Don’t get me wrong; if you want to volunteer your time or donate your goods or services, go for it. But don’t do it “for the exposure” because that’s just a fancy way certain companies have of saying “let me exploit you so I can make money.” Make sure you’re doing it for your own reasons and that you have realistic expectations of what you’re going to get out of it. (Hint: getting “exposure” usually means you’re getting taken advantage of and in the end only serves to devalue the work we all do. Please don’t do anything just for the exposure.)
Part of the problem, though, is that in this age of instant gratification where anything you want to buy is a click away on Amazon, books are an instant download within seconds of seeing a review, and seasonal foods are available year round regardless of their proper season or country of origin, many people don’t understand just how very long it takes for things to happen.
Apples are a fall fruit, not a spring one, and it takes years to establish a tree thoroughly enough that it will give you a generous bounty of them. Raspberries bloom fast and furious, then give you an abundance of fruit for a few short weeks before they’re finished for the year and yes, you really do have to wait 11 more months before there will be new ones. A carrot really does take the entire summer to grow big enough to eat. And a Christmas stocking — at least, the way I do them — really does take hours and hours and hours of work before it’s finished.
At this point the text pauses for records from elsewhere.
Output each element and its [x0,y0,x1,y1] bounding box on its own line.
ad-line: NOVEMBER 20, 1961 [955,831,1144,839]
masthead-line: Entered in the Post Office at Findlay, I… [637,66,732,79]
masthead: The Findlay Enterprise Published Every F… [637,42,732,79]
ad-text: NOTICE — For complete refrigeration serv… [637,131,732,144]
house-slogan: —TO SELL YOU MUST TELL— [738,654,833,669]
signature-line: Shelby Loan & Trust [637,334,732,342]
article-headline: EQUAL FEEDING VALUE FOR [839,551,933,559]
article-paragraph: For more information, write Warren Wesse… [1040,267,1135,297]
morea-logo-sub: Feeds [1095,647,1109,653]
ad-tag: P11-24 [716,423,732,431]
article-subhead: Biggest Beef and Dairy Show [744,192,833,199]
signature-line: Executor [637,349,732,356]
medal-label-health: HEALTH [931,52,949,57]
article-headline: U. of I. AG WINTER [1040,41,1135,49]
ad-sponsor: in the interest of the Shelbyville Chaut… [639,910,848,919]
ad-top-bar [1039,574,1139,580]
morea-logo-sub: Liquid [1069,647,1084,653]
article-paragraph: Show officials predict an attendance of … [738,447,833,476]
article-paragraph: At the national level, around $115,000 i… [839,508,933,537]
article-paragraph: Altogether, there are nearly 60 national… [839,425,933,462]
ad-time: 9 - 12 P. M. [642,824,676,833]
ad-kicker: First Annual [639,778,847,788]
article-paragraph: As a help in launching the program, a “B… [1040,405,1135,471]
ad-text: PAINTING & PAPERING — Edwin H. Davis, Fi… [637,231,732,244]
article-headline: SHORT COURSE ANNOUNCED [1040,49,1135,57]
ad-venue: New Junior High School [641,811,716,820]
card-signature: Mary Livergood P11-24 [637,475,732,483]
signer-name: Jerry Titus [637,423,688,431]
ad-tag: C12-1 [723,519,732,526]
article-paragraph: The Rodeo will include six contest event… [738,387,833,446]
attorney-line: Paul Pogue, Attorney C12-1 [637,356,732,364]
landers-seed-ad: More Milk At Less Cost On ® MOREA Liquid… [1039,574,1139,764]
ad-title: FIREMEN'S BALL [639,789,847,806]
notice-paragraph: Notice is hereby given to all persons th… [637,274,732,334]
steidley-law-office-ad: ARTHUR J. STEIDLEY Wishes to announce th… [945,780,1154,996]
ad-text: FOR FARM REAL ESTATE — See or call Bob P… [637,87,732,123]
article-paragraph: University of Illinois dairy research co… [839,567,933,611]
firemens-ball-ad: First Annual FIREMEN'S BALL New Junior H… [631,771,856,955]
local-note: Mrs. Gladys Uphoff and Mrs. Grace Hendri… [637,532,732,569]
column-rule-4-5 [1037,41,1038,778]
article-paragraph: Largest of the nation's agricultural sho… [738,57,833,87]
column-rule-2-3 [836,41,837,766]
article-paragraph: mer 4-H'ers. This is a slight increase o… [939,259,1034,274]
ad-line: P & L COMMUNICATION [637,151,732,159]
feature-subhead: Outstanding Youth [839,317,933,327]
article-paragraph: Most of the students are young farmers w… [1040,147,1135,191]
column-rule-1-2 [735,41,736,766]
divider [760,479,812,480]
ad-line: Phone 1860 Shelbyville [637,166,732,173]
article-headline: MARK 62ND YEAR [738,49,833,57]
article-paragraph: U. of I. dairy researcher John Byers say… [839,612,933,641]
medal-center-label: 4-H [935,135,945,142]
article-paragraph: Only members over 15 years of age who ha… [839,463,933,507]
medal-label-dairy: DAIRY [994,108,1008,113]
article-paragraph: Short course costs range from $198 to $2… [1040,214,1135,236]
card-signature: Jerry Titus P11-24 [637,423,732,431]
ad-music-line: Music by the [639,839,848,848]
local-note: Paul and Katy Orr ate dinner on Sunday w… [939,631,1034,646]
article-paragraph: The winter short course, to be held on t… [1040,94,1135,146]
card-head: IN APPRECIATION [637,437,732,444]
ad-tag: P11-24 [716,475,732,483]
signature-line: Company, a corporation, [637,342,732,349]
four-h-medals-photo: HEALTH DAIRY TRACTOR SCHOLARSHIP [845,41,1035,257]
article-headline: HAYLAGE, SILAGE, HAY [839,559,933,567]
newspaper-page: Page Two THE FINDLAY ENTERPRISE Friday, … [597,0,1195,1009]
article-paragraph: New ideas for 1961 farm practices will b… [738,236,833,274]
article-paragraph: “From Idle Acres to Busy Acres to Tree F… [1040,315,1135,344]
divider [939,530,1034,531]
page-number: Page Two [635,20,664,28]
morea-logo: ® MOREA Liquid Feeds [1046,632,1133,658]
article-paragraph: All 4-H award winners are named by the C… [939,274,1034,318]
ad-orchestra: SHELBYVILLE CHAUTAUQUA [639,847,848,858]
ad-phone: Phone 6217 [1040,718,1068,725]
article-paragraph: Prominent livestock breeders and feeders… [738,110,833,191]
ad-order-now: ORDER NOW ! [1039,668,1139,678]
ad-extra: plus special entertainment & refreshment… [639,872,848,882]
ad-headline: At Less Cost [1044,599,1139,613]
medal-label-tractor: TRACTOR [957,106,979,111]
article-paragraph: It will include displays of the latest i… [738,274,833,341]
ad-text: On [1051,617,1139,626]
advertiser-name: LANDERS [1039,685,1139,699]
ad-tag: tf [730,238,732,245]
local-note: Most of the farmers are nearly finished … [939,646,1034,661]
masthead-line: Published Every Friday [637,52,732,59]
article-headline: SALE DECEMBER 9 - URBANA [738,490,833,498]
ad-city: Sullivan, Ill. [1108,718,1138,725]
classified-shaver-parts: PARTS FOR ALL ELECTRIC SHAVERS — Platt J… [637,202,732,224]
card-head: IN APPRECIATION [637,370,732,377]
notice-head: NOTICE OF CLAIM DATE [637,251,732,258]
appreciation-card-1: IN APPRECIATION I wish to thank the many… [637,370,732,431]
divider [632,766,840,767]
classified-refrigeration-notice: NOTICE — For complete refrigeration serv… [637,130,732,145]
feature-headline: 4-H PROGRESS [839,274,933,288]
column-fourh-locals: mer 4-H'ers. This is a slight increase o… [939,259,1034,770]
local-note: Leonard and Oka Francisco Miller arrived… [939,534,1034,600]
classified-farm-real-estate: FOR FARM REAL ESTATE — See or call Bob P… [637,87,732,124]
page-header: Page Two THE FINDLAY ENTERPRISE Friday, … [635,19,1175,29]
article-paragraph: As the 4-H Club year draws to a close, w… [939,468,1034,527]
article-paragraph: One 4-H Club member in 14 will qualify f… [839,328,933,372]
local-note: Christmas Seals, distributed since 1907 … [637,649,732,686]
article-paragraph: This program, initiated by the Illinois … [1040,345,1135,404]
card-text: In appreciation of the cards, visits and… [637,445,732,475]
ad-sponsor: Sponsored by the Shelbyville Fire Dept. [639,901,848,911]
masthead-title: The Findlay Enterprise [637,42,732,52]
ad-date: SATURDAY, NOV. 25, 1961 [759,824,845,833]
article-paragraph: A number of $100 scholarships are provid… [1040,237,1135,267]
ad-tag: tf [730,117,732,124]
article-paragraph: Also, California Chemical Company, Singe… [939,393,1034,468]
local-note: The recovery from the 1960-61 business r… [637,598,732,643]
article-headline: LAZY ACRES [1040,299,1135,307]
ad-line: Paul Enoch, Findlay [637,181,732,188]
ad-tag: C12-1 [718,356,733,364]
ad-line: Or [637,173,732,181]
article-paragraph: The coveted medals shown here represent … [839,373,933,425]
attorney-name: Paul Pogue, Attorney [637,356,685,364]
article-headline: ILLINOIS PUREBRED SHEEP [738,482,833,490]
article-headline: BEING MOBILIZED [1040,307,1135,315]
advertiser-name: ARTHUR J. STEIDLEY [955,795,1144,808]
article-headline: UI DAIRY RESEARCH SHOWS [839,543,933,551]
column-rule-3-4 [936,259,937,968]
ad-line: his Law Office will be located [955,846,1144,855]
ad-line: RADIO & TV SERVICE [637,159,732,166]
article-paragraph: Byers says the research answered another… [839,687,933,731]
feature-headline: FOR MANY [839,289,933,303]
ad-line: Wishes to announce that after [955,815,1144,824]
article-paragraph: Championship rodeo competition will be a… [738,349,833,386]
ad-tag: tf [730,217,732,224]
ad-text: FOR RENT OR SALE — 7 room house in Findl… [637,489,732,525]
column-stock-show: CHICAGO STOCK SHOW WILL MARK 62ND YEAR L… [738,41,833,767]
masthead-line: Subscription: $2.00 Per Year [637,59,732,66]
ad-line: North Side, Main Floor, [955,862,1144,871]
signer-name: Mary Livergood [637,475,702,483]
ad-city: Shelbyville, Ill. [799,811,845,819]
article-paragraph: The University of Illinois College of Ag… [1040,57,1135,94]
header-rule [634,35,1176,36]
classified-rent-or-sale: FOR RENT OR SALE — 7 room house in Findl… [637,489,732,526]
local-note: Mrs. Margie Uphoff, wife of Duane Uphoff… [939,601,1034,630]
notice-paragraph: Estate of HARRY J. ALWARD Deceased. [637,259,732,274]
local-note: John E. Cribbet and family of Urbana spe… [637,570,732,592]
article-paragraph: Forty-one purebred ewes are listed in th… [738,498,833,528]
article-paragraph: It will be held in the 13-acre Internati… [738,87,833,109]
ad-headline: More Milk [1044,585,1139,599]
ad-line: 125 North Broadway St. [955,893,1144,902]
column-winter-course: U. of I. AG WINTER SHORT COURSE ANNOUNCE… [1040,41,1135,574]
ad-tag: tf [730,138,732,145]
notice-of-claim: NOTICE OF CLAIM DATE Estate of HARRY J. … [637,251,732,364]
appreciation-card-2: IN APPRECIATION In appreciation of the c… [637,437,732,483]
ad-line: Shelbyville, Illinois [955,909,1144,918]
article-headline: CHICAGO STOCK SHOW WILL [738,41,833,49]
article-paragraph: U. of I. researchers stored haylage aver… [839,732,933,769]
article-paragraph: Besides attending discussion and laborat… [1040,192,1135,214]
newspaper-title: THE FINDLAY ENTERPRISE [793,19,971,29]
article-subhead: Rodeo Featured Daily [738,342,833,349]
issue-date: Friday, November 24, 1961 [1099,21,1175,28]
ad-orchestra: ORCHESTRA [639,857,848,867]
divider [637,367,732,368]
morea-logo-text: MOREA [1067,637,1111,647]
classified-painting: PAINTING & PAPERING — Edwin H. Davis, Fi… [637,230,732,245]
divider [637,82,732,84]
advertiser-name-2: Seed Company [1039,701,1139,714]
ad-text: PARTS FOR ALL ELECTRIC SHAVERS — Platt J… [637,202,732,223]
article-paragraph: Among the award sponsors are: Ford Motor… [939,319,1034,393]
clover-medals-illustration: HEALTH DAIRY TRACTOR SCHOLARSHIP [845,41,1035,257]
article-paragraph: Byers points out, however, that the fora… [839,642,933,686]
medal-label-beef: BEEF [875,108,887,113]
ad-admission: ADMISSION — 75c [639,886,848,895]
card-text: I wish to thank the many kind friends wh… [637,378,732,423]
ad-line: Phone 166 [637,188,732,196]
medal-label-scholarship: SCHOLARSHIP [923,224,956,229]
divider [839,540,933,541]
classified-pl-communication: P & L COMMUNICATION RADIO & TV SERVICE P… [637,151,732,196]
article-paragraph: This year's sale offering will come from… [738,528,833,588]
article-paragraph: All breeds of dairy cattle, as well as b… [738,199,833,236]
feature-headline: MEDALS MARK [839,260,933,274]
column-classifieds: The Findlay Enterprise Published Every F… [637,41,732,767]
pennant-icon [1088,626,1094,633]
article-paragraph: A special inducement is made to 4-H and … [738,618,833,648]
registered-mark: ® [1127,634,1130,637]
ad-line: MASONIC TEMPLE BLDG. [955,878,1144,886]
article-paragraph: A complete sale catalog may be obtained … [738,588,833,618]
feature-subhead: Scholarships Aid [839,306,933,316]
Every so often, someone will ask me if I would make them a stocking, and even offering to pay for my materials, not understanding that the stocking they so admire and want to have for themselves not only uses $40 worth of materials, it took me 80 hours to finish.
Family members get stockings. Nieces and nephews get stockings. Dear friends who really should be family get stockings.
Random people on Facebook who admire my stockings and want one for themselves? Not unless they’re willing to pay for my time as well as my materials, which they inevitably aren’t.
And then they often get grumpy about it.
I don’t mind them changing their mind and not commissioning a stocking when they find out the price tag has three digits in it, not two. I don’t even mind them questioning why, exactly, I charge so much for such a thing when they can buy simpler ones much cheaper at Walmart.
But I do mind when they get grumpy about it and start saying nasty things about people who have such a high opinion of themselves that they think they can charge hundreds of dollars for what amounts to something a monkey could do.
To them, I ask: When was the last time you gave away 80 hours of work for free?
Not free, they tell me, being willing to pay for the materials and maybe a few dollars extra.
Yes, free, I tell them, knowing that even if they double their initial offer and pay me a whole $40 on top of the cost of materials, that still works out to an hourly wage of about fifty cents an hour, or a grand total of $4 for an 8-hour day’s worth of labour, 10 days in a row.
No, thank you.
Every so often, there’s someone who gets it. Someone who understands that what they’re paying for is one of a kind, crafted by hand, thoughtfully and mindfully and with an abundance of passion. I love those people. I strive to be one of those people when I visit craft fairs and art shows. Even if it means I can’t even begin to be able to afford all the things I want, it ensures that the people who are making the things I so admire will be able to continue to make a living making.
And just maybe, some day, we will realize the folly of devaluing ourselves for a little “exposure,” and treasure once more the art and skill that goes into whatever it is that we choose to do.